6月1日付AFP通信によると、第77回国際新聞出版協会(WAN-IFRA)の世界新聞メディア年次総会がフランス・マルセイユで開催され、ニューヨーク・タイムズ発行人A.G.サルツバーガー(A.G. Sulzberger)氏が講演し、AI企業を「前例のない規模で知的財産を大胆に窃取している」と痛烈に非難し、これこそが「AI企業が公共の議論空間を乗っ取ることができた原罪だ」と述べた。同氏はハイテク大手が「許可も補償もなく、略奪的にニュースサイトのコンテンツを漁っている」と非難し、報道機関の対応は「あまりにも沈黙し、あまりにも受動的で、あまりにも分散している」と批判。この発言は会場の多くのメディア幹部から大きな拍手を浴びた。現在、ニューヨーク・タイムズは著作権侵害を理由に、ChatGPTの開発元であるOpenAIおよびマイクロソフトを提訴している。

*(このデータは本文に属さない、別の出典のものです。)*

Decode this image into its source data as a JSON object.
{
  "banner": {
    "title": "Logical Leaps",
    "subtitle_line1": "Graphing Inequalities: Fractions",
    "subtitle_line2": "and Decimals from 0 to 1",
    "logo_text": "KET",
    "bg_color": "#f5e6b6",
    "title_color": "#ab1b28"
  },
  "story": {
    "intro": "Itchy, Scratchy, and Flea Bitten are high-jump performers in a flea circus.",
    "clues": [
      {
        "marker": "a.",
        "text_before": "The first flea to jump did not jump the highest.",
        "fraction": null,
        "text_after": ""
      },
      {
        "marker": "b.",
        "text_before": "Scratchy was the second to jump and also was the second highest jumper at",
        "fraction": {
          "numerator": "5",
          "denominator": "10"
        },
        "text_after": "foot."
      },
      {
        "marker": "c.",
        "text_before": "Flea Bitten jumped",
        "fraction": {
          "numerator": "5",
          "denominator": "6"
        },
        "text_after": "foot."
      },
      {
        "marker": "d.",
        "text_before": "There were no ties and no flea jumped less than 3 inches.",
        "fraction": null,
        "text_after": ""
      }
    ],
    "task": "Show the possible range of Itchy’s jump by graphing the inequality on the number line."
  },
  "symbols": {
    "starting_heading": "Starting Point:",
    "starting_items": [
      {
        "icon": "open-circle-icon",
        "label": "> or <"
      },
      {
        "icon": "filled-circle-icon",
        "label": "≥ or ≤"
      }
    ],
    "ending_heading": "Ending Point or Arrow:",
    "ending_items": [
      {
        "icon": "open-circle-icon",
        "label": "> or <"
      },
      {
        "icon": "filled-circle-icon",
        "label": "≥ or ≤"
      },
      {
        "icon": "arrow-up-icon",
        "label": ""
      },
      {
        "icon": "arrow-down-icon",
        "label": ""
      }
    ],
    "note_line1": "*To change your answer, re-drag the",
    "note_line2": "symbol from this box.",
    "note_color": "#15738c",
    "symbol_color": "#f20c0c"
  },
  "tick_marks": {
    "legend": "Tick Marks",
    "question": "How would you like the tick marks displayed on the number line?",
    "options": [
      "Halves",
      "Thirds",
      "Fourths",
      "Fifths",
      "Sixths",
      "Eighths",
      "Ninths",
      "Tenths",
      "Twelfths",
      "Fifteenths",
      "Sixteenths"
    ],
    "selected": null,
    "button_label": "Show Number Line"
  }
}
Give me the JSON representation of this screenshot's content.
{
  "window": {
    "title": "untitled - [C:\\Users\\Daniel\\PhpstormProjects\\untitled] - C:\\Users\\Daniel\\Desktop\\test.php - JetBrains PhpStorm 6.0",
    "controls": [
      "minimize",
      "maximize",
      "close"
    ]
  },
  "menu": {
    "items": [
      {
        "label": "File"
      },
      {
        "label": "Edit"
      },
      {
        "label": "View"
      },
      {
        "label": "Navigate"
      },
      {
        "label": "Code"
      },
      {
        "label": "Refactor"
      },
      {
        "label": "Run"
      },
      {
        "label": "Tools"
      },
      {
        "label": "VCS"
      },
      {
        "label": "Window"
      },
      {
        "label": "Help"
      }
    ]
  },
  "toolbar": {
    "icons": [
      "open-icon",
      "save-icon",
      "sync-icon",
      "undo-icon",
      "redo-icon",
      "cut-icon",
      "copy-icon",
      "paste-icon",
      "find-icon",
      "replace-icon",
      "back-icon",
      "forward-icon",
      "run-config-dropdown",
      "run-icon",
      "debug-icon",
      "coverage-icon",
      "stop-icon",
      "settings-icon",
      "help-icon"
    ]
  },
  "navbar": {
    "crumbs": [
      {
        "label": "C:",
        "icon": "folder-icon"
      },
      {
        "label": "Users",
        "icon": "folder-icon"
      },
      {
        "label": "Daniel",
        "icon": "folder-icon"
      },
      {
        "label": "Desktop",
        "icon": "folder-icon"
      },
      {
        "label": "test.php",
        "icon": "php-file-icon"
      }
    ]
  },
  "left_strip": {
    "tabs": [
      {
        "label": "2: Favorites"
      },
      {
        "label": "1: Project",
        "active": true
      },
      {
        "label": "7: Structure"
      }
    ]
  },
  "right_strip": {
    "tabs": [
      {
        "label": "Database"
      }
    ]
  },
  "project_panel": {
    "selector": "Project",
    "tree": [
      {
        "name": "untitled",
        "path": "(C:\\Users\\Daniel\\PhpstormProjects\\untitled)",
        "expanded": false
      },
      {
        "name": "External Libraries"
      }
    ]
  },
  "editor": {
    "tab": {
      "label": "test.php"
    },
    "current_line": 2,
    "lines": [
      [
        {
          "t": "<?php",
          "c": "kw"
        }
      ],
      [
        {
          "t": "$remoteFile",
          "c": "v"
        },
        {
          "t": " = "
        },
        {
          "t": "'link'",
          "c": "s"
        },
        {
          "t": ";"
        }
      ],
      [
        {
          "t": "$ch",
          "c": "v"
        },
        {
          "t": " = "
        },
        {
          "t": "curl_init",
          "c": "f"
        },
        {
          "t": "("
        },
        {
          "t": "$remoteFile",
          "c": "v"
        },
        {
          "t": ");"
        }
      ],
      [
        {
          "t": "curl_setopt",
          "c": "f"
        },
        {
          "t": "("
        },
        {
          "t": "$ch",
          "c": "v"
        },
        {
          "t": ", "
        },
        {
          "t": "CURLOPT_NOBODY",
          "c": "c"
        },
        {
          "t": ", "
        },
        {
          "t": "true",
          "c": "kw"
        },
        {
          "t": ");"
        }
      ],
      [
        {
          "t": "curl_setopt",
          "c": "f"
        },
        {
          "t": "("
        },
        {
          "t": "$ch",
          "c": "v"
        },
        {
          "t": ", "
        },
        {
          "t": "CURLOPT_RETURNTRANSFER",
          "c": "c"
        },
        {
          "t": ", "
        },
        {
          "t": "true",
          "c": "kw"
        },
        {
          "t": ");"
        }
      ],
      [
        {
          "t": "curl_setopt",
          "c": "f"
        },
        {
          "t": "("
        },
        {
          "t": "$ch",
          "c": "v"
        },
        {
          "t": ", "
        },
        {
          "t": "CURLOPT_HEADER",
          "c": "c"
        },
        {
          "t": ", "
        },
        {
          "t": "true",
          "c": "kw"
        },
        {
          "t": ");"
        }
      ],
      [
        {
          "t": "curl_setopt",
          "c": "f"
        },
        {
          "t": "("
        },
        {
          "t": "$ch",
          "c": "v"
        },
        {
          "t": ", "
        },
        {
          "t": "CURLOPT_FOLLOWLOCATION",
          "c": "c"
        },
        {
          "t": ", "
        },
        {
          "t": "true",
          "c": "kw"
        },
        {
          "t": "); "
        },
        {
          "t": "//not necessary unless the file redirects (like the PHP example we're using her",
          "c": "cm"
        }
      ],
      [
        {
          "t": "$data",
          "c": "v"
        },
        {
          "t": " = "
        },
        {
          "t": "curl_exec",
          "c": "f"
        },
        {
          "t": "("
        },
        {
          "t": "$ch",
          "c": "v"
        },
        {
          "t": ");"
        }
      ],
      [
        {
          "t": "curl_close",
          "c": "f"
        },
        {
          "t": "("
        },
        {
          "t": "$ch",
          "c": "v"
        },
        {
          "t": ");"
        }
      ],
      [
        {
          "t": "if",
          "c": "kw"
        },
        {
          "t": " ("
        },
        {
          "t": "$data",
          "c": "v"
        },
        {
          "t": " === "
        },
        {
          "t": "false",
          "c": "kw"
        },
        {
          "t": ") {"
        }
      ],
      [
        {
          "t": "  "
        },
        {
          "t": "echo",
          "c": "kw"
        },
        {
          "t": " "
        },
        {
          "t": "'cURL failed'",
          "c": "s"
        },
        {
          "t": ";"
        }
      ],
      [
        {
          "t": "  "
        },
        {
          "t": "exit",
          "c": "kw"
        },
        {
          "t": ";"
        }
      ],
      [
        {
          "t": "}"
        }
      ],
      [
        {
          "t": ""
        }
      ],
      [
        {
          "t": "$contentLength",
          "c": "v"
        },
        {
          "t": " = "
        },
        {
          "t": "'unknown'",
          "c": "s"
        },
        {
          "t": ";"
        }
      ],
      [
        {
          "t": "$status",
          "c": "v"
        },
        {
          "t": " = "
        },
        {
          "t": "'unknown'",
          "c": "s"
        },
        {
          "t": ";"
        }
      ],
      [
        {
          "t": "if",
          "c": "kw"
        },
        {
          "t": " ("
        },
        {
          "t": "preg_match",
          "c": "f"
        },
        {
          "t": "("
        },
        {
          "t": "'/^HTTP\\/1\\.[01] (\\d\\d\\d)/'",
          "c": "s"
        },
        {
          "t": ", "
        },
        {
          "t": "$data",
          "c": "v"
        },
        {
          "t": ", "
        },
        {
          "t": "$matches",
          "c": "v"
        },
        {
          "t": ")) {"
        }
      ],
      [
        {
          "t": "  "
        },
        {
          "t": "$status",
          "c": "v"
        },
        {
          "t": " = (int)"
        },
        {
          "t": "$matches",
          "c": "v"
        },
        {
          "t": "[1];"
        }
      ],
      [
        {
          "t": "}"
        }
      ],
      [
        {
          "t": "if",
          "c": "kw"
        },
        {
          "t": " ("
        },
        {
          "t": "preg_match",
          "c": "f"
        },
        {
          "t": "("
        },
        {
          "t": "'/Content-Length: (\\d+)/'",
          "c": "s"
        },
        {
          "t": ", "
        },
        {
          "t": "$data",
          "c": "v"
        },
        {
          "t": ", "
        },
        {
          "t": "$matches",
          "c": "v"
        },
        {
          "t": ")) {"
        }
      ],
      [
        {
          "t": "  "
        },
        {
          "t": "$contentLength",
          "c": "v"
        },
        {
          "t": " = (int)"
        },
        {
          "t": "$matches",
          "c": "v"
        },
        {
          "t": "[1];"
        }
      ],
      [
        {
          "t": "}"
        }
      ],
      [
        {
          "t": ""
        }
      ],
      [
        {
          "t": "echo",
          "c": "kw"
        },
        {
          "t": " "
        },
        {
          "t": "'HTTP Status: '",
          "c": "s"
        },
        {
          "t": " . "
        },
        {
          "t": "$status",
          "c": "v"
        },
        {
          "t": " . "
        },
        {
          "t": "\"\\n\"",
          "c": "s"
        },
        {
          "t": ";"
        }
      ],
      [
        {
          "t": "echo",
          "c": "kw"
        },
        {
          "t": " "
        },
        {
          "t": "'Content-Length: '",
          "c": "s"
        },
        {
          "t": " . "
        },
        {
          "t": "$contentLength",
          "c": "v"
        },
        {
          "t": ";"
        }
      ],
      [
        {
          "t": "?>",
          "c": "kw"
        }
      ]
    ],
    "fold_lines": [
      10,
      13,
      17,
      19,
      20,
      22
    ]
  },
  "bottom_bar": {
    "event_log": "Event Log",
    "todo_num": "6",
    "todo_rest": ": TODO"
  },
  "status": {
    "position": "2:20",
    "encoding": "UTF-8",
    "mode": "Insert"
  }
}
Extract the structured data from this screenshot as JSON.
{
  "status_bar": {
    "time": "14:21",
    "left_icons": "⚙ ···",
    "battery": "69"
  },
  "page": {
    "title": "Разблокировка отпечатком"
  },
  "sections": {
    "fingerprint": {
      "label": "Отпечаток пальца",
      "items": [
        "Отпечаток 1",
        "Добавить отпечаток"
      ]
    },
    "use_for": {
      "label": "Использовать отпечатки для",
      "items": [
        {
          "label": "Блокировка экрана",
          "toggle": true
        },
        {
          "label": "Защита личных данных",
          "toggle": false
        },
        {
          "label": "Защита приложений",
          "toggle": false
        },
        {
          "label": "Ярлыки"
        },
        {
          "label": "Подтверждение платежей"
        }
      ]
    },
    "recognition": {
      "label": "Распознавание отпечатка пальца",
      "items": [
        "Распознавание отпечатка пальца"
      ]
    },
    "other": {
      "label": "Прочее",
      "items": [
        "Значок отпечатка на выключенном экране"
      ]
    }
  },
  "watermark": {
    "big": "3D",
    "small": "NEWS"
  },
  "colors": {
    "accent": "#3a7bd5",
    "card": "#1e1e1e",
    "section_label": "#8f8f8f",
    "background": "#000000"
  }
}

サルツバーガー氏はさらに、関連AI企業が一般市民のデータと注目リソースを過度に掌握し、その支配を強化し続ける一方で、それに見合う中核的責任——すなわち、国民が信頼できるニュースや情報を得られるようにする責任——を果たしていないと指摘。業界の長期的な展望に深い懸念を示し、この傾向が続けば、多大なリソースを投じて難易度の高い独自ニュースを取材する従事者は「すぐにどんどん減っていくだろう」と語った。今年の年次総会は、フランスのCMA CGMグループ傘下のCMAメディアが共催し、AIを中核テーマとして6月3日まで開催される。